Qualitative Data :: Making Piles We can “pile” the data by counting the number of data values in each category of interest. We can organize these counts into a frequency table, which records the totals & category names. A relative frequency table is similar, but gives the percentages (instead of counts) for each category.
What Do Frequency Tables Tell Us? Frequency tables and relative frequency tables describe the distribution of a categorical variable because they name the possible categories and tell how frequently each occurs. Graphs … Pie Charts & Bar Graphs (software)
A contingency table allows us to look at two qualitative variables together. Note the totals in the margins of the table. Each set of totals gives us the marginal distribution of the respective variable.

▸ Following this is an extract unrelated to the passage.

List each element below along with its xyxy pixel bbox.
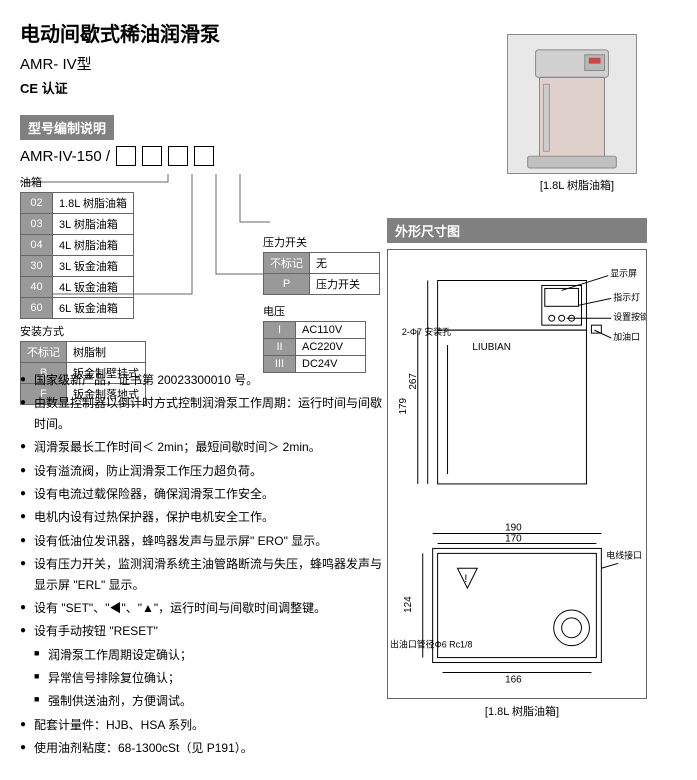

So What Do We Know? Qualitative variables can be summarized in frequency or relative frequency tables. Categorical variables can be displayed with bar graphs and/or pie charts. A contingency table summarizes two variables at a time. From a contingency table we can find the marginal distribution for each variable or the conditional distribution for one variable conditioned on the other variable.
Displaying Quantitative Data HISTOGRAMS First, slice up the entire span of values covered by the quantitative variable into equal-width piles called classes/bins. “selection = art form” The bins and the counts in each bin give the distribution of the quantitative variable. One graphical display of the distribution of a quantitative variable is called a histogram, which plots the bin counts as the heights of bars (like a bar graph). A relative frequency histogram displays the percentage of cases in each bin instead of the count.
Stem-and-leaf displays show the distribution of a quantitative variable, like histograms do, while preserving the individual values. Stem-and-leaf displays contain all the information found in a histogram.
First, cut each data value into leading digits (“stems”) and trailing digits (“leaves”). Use the stems to label the bins. Use only one digit for each leaf if necessary either round or truncate the data values.
A dotplot is a simple display. It just places a dot for each case in the data.
When describing a distribution, make sure to always tell about L.O.S.S. !!! Location/Center/Typical Value Outliers Spread/Dispersion Shape/Distribution
SHAPE 1.Symmetric 2.Skewed 3.Uniform or rectangular
So What Do We Know? Quantitative variables can be displayed using histograms, dotplots, and/or stem-and-leaf displays. These displays help us to see the distributions of the variables. Consider L.O.S.S. when looking at these displays! Distributions can be classified as symmetric or skewed (look at how the tails behave with respect to the rest of the distribution).